Scott Walker's chief spokesperson, Cullen Werwie, has been granted immunity in an ongoing John Doe investigation:
Gov. Scott Walker's chief spokesman has been granted immunity in the ongoing John Doe investigation of the governor's current and former aides, it was learned Friday.
Former Waukesha County Judge Neal Nettesheim, who is overseeing the secret criminal probe, said he had granted immunity to three people, including Cullen Werwie, spokesman for Walker, in this part of the case. Last year, Werwie joined Walker's campaign after the September primary and stayed with it through the transition before joing the Walker administration in January."No comment, " Werwie said when reached late Friday.
Two others were granted immunity, including the chairwoman of the southwest surburban branch of the Milwaukee County Republican Party.
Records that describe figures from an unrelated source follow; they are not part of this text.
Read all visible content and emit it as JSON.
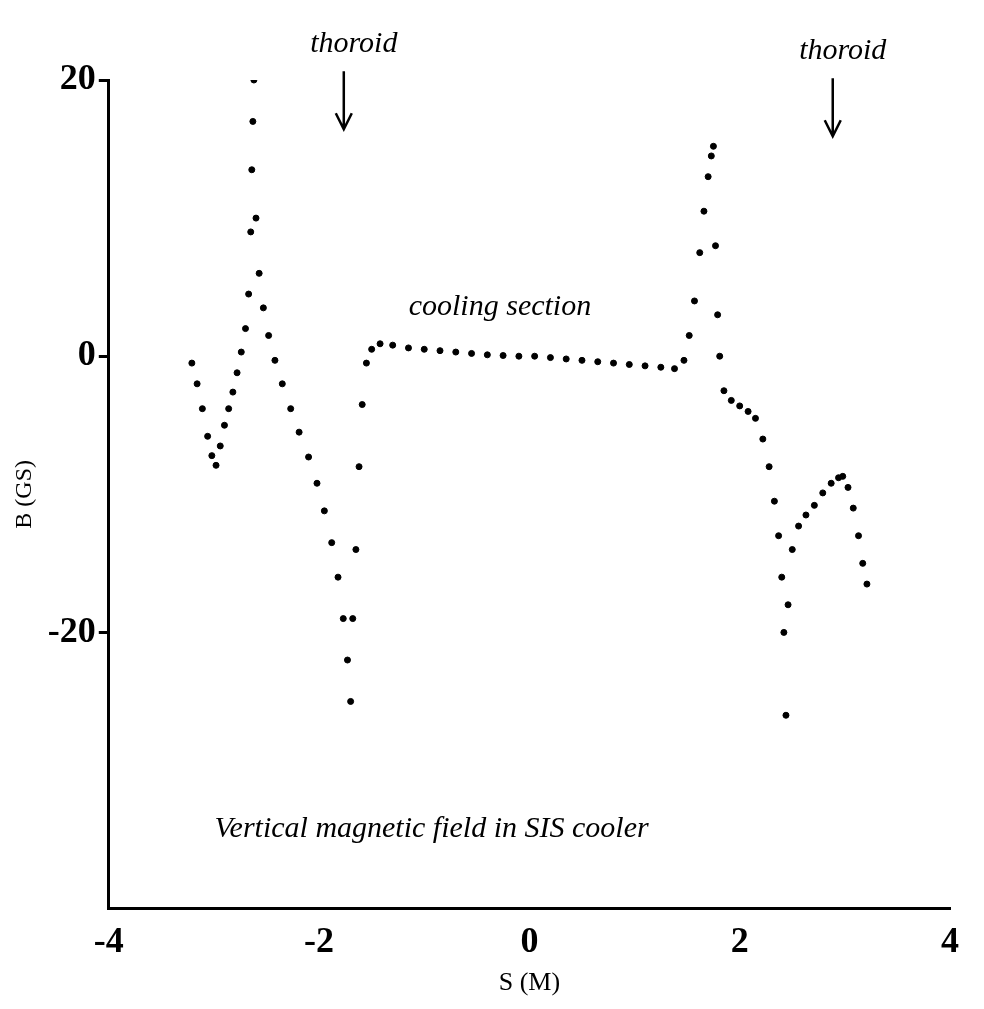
{
  "chart_data": {
    "type": "scatter",
    "x_label": "S (M)",
    "y_label": "B (GS)",
    "xlim": [
      -4,
      4
    ],
    "xticks": [
      -4,
      -2,
      0,
      2,
      4
    ],
    "ylim": [
      -40,
      20
    ],
    "yticks": [
      -20,
      0,
      20
    ],
    "grid": false,
    "color": "#000000",
    "marker": "circle",
    "annotations": [
      {
        "text": "thoroid",
        "x": -1.67,
        "y": 21.5
      },
      {
        "text": "thoroid",
        "x": 2.98,
        "y": 21
      },
      {
        "text": "cooling section",
        "x": -0.28,
        "y": 2.5
      },
      {
        "text": "Vertical magnetic field in SIS cooler",
        "x": -0.93,
        "y": -35.3
      }
    ],
    "x": [
      -3.21,
      -3.16,
      -3.11,
      -3.06,
      -3.02,
      -2.98,
      -2.94,
      -2.9,
      -2.86,
      -2.82,
      -2.78,
      -2.74,
      -2.7,
      -2.67,
      -2.65,
      -2.64,
      -2.63,
      -2.62,
      -2.6,
      -2.57,
      -2.53,
      -2.48,
      -2.42,
      -2.35,
      -2.27,
      -2.19,
      -2.1,
      -2.02,
      -1.95,
      -1.88,
      -1.82,
      -1.77,
      -1.73,
      -1.7,
      -1.68,
      -1.65,
      -1.62,
      -1.59,
      -1.55,
      -1.5,
      -1.42,
      -1.3,
      -1.15,
      -1.0,
      -0.85,
      -0.7,
      -0.55,
      -0.4,
      -0.25,
      -0.1,
      0.05,
      0.2,
      0.35,
      0.5,
      0.65,
      0.8,
      0.95,
      1.1,
      1.25,
      1.38,
      1.47,
      1.52,
      1.57,
      1.62,
      1.66,
      1.7,
      1.73,
      1.75,
      1.77,
      1.79,
      1.81,
      1.85,
      1.92,
      2.0,
      2.08,
      2.15,
      2.22,
      2.28,
      2.33,
      2.37,
      2.4,
      2.42,
      2.44,
      2.46,
      2.5,
      2.56,
      2.63,
      2.71,
      2.79,
      2.87,
      2.94,
      2.98,
      3.03,
      3.08,
      3.13,
      3.17,
      3.21
    ],
    "values": [
      -0.5,
      -2,
      -3.8,
      -5.8,
      -7.2,
      -7.9,
      -6.5,
      -5,
      -3.8,
      -2.6,
      -1.2,
      0.3,
      2,
      4.5,
      9,
      13.5,
      17,
      20,
      10,
      6,
      3.5,
      1.5,
      -0.3,
      -2,
      -3.8,
      -5.5,
      -7.3,
      -9.2,
      -11.2,
      -13.5,
      -16,
      -19,
      -22,
      -25,
      -19,
      -14,
      -8,
      -3.5,
      -0.5,
      0.5,
      0.9,
      0.8,
      0.6,
      0.5,
      0.4,
      0.3,
      0.2,
      0.1,
      0.05,
      0,
      0,
      -0.1,
      -0.2,
      -0.3,
      -0.4,
      -0.5,
      -0.6,
      -0.7,
      -0.8,
      -0.9,
      -0.3,
      1.5,
      4,
      7.5,
      10.5,
      13,
      14.5,
      15.2,
      8,
      3,
      0,
      -2.5,
      -3.2,
      -3.6,
      -4,
      -4.5,
      -6,
      -8,
      -10.5,
      -13,
      -16,
      -20,
      -26,
      -18,
      -14,
      -12.3,
      -11.5,
      -10.8,
      -9.9,
      -9.2,
      -8.8,
      -8.7,
      -9.5,
      -11,
      -13,
      -15,
      -16.5
    ]
  }
}
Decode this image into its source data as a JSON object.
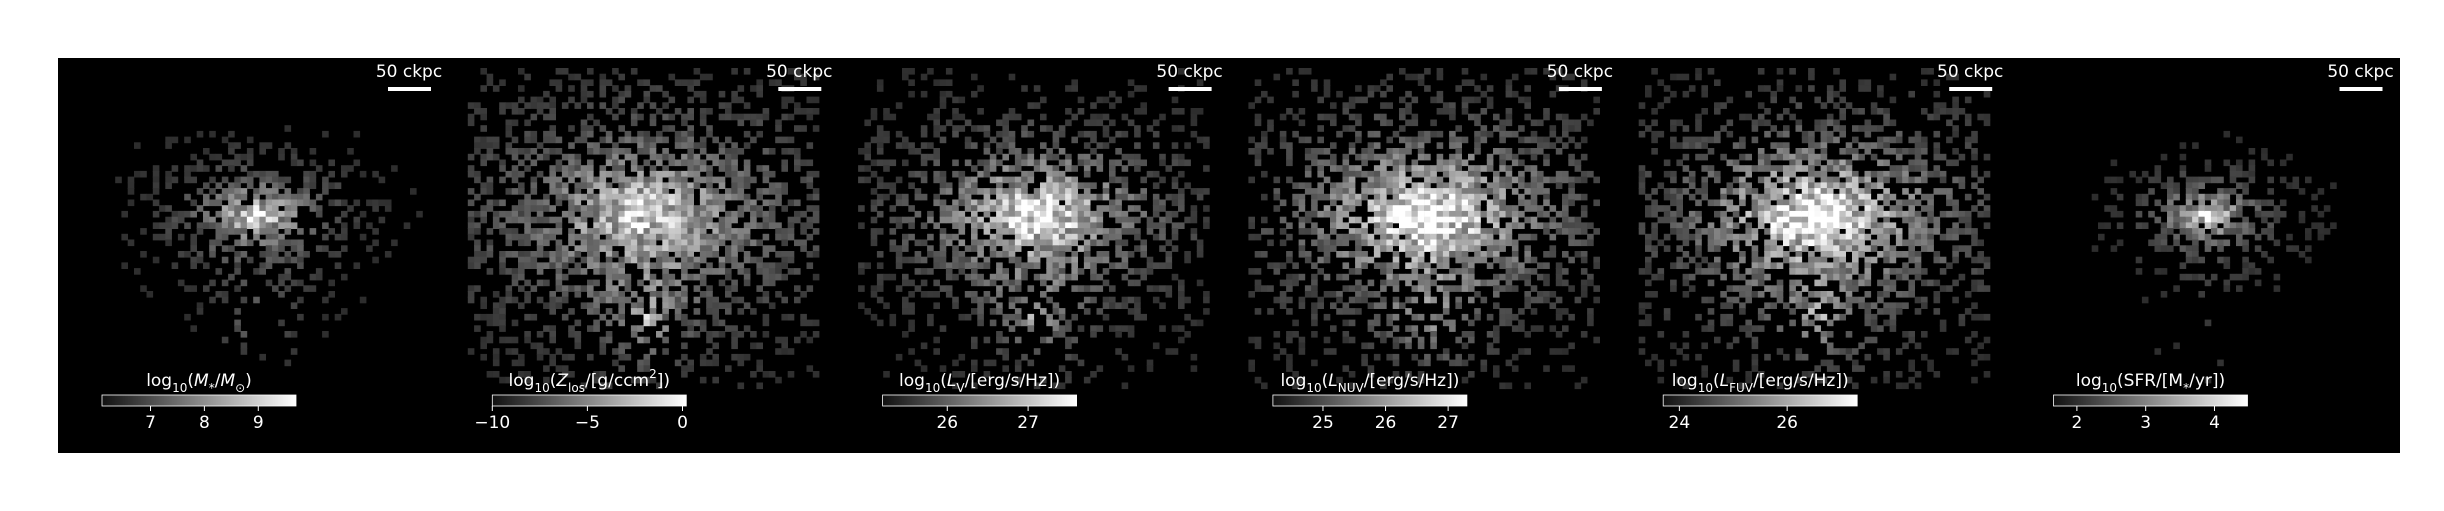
{
  "chart_data": [
    {
      "type": "colormap",
      "scale_bar": "50 ckpc",
      "label": [
        {
          "text": "log"
        },
        {
          "text": "10",
          "style": "sub"
        },
        {
          "text": "("
        },
        {
          "text": "M",
          "style": "italic"
        },
        {
          "text": "*",
          "style": "sub"
        },
        {
          "text": "/"
        },
        {
          "text": "M",
          "style": "italic"
        },
        {
          "text": "⊙",
          "style": "sub"
        },
        {
          "text": ")"
        }
      ],
      "clim": [
        6.1,
        9.7
      ],
      "ticks": [
        7,
        8,
        9
      ]
    },
    {
      "type": "colormap",
      "scale_bar": "50 ckpc",
      "label": [
        {
          "text": "log"
        },
        {
          "text": "10",
          "style": "sub"
        },
        {
          "text": "("
        },
        {
          "text": "Z",
          "style": "italic"
        },
        {
          "text": "los",
          "style": "sub"
        },
        {
          "text": "/[g/ccm"
        },
        {
          "text": "2",
          "style": "sup"
        },
        {
          "text": "])"
        }
      ],
      "clim": [
        -10,
        0.2
      ],
      "ticks": [
        {
          "value": -10,
          "label": "−10"
        },
        {
          "value": -5,
          "label": "−5"
        },
        0
      ]
    },
    {
      "type": "colormap",
      "scale_bar": "50 ckpc",
      "label": [
        {
          "text": "log"
        },
        {
          "text": "10",
          "style": "sub"
        },
        {
          "text": "("
        },
        {
          "text": "L",
          "style": "italic"
        },
        {
          "text": "V",
          "style": "sub"
        },
        {
          "text": "/[erg/s/Hz])"
        }
      ],
      "clim": [
        25.2,
        27.6
      ],
      "ticks": [
        26,
        27
      ]
    },
    {
      "type": "colormap",
      "scale_bar": "50 ckpc",
      "label": [
        {
          "text": "log"
        },
        {
          "text": "10",
          "style": "sub"
        },
        {
          "text": "("
        },
        {
          "text": "L",
          "style": "italic"
        },
        {
          "text": "NUV",
          "style": "sub"
        },
        {
          "text": "/[erg/s/Hz])"
        }
      ],
      "clim": [
        24.2,
        27.3
      ],
      "ticks": [
        25,
        26,
        27
      ]
    },
    {
      "type": "colormap",
      "scale_bar": "50 ckpc",
      "label": [
        {
          "text": "log"
        },
        {
          "text": "10",
          "style": "sub"
        },
        {
          "text": "("
        },
        {
          "text": "L",
          "style": "italic"
        },
        {
          "text": "FUV",
          "style": "sub"
        },
        {
          "text": "/[erg/s/Hz])"
        }
      ],
      "clim": [
        23.7,
        27.3
      ],
      "ticks": [
        24,
        26
      ]
    },
    {
      "type": "colormap",
      "scale_bar": "50 ckpc",
      "label": [
        {
          "text": "log"
        },
        {
          "text": "10",
          "style": "sub"
        },
        {
          "text": "(SFR/[M"
        },
        {
          "text": "*",
          "style": "sub"
        },
        {
          "text": "/yr])"
        }
      ],
      "clim": [
        1.66,
        4.48
      ],
      "ticks": [
        2,
        3,
        4
      ]
    }
  ]
}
This investigation has previously involved an FBI raid at the home of a top aide to Scott Walker. The aide, Cynthia Archer, is an extremely high-up Walker functionary:
Until very recently, Archer was Deputy Secretary of Administration (DOA) under Secretary Mike Huebsch. In Wisconsin, Huebsch is the second most powerful man in state government after the governor. The DOA not only runs the state, it was the chief architect of Scott Walker's budget and "budget repair bill," which stripped state workers of the collective bargaining rights. But even before this key post, Archer was a Walker loyalist and essential sidekick. Archer served as the head of the Milwaukee County Department of Administration when Walker was County Executive. This longstanding relationship set her up as a rare person who never had to knock on the governor's office door before she walked in, according to capitol observers. She has been compared to Susan Goodwin, Governor Jim Doyle's chief of staff who played an outsized role in state politics during his time in office.
Because this is a John Doe investigation, very little is still known about it. Still, as the number of Walker officials involved in the investigation increases, so does the potential explosiveness of what it will eventually reveal.
Can anything good come out of Waukesha, famous for stealing elections? I'd be a little doubtful about this, more likely to be a ploy through the looking glass.